Dans le détail, on note une baisse globale de 302 élèves (-1.5%) tous réseaux et tous niveaux confondus. L’enseignement catholique perd 182 élèves cette année, le Réseau Diwan, 215 élèves, l’enseignement public reste lui en croissance mais très faiblement, soit 95 élèves. Nous sommes revenus cette année en dessous du chiffre symbolique de 20 000 élèves en enseignement bilingue, soit un chiffre très en deçà de l’objectif affiché de la convention de mars 2022 signée entre l’État et la région Bretagne sur la transmission des langues de Bretagne. Celle-ci prévoyait 30 000 élèves en 2027. Cet objectif ne pourra être atteint, il reste une seule rentrée scolaire avant l’échéance de la convention.
Dans l’enseignement catholique, on peut noter que c’est la 5ème année consécutive de baisse et la plus forte (- 3.4%). Elle est à mettre très clairement sur le compte d’une absence de volonté des autorités diocésaines de développer l’enseignement bilingue malgré les aides financières de la région Bretagne.
Pour Diwan, la situation devient réellement problématique car depuis 2018 Diwan a perdu -637 élèves c’est la 6ème baisse sur les 7 dernières rentrées scolaires et également une des plus fortes (-5.5%). Diwan traverse d’année en année différentes crises et la question bâtimentaire revêt aujourd ‘hui une importance cruciale. Nombre d’écoles du premier degré mais aussi des collèges sont aujourd’hui dans un tel état qu’ils peinent à attirer des parents au-delà d’un cercle de militants pour la langue bretonne. Il est urgent de trouver une solution juridique pour trouver les moyens de doter Diwan d’une structure à même de porter des bâtiments à la hauteur des attendus des parents d’aujourd’hui.
L’enseignement public était depuis 2017 le principal moteur de la croissance de l’enseignement bilingue (et depuis 2021 l’unique moteur) mais celui-ci commence à caler, avec une croissance qui n’atteint pas les 1% en cette rentrée (+0.85%). La baisse de la démographie scolaire ne peut être l’unique explication car il s’agit aujourd’hui de transformer des classes monolingues en classes bilingues comme l’indique d’ailleurs la convention État-Région. La programmation d’ouverture de sites primaires bilingues publics est ainsi passée d’un taux de concrétisation de 57 % sur la période 2016 / 2022 à moins de 17 % en 2023 et 2024. Il y a à la fois une opposition de certaines mairies, des équipes pédagogiques des écoles associée à un manque de volonté certain des autorités de l’Éducation Nationale en circonscription pour soutenir ces projets.

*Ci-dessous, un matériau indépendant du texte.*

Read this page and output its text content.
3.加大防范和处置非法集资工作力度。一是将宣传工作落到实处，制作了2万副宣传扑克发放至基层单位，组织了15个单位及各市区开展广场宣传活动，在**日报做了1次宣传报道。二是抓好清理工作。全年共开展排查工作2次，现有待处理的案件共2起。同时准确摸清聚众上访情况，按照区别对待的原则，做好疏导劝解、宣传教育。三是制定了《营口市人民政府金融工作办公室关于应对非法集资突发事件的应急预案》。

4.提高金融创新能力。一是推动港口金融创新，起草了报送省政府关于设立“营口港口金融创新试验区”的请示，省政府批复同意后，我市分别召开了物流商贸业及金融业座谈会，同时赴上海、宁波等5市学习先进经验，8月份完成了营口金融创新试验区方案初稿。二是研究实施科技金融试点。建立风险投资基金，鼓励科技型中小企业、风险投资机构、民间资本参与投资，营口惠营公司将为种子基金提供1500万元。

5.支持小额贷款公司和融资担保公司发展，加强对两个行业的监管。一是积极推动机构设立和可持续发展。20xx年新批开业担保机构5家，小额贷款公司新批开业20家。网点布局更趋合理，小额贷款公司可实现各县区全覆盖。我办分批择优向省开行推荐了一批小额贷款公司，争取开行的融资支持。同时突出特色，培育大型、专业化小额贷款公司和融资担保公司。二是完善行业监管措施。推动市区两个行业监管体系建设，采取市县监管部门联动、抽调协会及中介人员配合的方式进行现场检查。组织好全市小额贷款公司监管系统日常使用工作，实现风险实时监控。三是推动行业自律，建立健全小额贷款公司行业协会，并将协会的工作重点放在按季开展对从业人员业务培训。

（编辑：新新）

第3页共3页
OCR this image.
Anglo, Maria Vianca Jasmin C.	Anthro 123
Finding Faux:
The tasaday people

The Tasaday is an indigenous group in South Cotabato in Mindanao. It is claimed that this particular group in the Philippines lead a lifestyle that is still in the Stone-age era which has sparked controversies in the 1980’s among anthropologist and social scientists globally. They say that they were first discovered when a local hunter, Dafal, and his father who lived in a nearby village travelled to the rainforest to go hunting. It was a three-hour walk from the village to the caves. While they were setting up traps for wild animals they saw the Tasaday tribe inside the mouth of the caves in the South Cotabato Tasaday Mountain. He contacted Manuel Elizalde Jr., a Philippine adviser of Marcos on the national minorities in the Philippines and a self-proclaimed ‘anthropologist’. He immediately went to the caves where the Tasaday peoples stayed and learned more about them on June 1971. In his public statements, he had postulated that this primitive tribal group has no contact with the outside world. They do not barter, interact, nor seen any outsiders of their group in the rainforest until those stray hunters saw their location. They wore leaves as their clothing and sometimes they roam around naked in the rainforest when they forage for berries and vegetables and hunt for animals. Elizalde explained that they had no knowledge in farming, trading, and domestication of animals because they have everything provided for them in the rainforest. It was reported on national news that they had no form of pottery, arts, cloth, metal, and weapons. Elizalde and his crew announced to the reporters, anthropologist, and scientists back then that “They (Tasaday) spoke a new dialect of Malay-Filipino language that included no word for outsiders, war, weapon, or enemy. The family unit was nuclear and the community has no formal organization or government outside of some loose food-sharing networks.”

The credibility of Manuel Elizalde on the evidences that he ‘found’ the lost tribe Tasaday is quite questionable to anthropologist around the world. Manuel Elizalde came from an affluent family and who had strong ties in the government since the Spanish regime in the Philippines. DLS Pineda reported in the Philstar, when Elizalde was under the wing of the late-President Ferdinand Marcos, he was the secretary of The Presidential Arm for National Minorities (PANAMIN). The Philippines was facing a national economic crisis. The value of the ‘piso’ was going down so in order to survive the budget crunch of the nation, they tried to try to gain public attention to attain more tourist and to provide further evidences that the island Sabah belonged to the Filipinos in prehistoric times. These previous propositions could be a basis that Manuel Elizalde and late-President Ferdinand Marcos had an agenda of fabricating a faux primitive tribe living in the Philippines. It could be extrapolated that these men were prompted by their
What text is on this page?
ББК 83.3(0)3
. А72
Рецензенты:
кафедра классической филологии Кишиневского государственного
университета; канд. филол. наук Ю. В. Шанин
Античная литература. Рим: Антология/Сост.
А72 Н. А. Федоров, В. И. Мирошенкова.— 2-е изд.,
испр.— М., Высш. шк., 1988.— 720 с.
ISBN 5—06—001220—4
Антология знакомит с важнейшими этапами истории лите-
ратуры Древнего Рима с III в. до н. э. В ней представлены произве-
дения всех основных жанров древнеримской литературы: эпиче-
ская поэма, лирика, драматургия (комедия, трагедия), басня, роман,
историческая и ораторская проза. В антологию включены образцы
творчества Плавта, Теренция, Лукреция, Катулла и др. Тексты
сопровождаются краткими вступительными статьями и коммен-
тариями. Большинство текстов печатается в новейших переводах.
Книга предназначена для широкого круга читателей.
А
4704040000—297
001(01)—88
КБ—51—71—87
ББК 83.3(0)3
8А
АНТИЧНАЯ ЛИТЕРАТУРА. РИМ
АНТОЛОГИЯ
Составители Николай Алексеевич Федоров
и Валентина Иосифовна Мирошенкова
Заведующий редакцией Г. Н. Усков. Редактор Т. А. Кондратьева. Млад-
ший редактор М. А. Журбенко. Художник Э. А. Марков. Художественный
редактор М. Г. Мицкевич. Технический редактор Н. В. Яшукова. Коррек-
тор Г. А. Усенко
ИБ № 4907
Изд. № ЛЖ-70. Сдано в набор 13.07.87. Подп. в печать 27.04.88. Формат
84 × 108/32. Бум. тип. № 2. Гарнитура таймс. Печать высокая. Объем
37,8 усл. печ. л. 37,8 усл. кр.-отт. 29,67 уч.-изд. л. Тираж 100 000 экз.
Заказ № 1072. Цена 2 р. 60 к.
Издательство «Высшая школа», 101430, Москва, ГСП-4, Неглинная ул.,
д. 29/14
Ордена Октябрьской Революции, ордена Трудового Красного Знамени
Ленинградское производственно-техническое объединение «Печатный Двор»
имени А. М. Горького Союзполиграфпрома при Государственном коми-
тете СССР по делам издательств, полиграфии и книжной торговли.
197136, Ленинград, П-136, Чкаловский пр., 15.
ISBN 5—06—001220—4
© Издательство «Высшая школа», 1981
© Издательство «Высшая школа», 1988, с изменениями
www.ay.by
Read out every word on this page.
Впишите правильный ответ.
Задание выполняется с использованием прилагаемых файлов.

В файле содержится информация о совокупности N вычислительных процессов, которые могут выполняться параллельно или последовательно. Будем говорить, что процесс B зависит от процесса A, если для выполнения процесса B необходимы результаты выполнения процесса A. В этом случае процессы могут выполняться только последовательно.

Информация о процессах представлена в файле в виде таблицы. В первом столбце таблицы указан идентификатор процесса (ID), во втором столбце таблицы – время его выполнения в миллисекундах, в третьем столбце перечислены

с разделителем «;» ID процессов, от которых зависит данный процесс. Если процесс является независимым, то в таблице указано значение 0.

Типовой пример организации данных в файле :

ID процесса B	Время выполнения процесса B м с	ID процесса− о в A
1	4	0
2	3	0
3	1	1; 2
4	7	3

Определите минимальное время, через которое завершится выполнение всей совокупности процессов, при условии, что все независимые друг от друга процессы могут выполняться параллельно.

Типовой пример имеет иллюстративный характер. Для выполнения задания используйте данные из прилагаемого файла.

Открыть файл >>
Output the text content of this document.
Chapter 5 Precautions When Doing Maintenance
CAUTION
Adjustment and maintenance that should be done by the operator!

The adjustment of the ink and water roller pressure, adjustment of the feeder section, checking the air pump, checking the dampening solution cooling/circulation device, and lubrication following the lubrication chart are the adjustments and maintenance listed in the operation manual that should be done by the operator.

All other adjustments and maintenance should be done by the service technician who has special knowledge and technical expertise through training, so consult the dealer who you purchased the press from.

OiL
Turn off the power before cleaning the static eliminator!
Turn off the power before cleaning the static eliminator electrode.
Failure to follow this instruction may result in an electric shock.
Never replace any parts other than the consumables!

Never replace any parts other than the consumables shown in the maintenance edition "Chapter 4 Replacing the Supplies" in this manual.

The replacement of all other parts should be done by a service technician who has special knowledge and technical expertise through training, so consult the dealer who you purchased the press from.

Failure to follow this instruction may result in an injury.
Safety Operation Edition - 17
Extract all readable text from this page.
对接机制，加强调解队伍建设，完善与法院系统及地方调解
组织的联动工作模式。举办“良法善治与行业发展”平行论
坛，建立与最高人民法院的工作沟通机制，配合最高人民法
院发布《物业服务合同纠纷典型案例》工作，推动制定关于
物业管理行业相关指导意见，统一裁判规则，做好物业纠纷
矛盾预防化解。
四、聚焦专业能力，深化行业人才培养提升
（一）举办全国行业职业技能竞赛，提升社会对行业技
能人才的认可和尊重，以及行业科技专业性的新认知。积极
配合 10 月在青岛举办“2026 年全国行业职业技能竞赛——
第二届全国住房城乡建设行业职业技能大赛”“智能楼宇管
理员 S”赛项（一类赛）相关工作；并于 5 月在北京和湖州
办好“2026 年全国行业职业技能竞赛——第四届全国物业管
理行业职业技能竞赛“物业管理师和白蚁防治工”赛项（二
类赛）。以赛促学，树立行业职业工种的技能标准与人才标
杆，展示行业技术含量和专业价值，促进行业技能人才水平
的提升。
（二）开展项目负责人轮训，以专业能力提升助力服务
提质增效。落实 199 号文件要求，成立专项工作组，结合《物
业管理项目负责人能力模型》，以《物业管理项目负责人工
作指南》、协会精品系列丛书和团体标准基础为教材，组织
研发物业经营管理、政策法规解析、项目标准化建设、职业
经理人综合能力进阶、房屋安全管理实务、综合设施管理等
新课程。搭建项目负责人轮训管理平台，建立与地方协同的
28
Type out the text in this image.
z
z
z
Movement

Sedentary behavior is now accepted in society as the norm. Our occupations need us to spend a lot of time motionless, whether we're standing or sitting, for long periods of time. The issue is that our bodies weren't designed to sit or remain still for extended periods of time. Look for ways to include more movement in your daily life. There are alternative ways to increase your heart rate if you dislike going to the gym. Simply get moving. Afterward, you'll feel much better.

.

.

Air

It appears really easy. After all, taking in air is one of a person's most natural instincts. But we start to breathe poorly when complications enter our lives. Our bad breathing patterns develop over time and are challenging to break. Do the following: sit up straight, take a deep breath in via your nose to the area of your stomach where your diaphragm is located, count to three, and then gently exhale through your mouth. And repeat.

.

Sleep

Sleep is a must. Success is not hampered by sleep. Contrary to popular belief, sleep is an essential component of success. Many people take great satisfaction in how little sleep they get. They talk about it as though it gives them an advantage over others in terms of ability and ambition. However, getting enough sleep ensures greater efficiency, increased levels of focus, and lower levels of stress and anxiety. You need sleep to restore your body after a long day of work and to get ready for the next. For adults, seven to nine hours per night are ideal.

La difficulté réside également dans le manque d’enseignants bilingues, pour ouvrir de nouveaux sites ou de nouvelles classes, dans un contexte national de désintérêt croissant pour le métier d’enseignant. Or, tout est fait aujourd’hui pour alimenter cette pénurie. Le dispositif de formation continue longue à la langue bretonne (9 mois) mis en place seulement en 2024[1] pour les enseignants monolingues souhaitant enseigner en classes bilingues, n’a pas fait le plein cette année. Et pour cause, il y a eu une absence quasi totale de communication de la part de l’Education Nationale. Le rectorat de Rennes refuse que l’Office public de la langue bretonne réalise une campagne d’information, à l’instar de ce qui est mené en Occitanie avec l’Office public de langue occitane et ses quatre académies (voir ici le dispositif ENSEHAR).
Encore plus préoccupant, il n’y aura en région académique Bretagne aucune création de LPE bilingue (Licence de Professeur des Écoles) dans le cadre la réforme de la formation et du recrutement des enseignants. Le Président de l’Université de Bretagne Ouest (UBO) qui gère les INSPé en région académique Bretagne, a ainsi annoncé la création de 3 LPE monolingues (Rennes, Brest, Saint-Brieuc) pour un total de 100 places… sans un mot sur l’enseignement bilingue. L’UBO a pourtant signé la convention Etat-Région de mars 2022. La Bretagne sera donc la seule région académique à ne pas disposer d’une LPE bilingue alors qu’elles sont mises en place pour le corse, l’occitan , le catalan, le basque.. On annonce certes un maintien uniquement en Bretagne de la LPPE[2] bilingue, et ce malgré le fait que l’ensemble des LLPE disparaissent en France en 2026 (selon l’arrêté publié le 9 octobre 2025). Mais il n’y aucun engagement à ce jour sur la mise en place du “fast track”[3] qui est l’intérêt principal de cette formation.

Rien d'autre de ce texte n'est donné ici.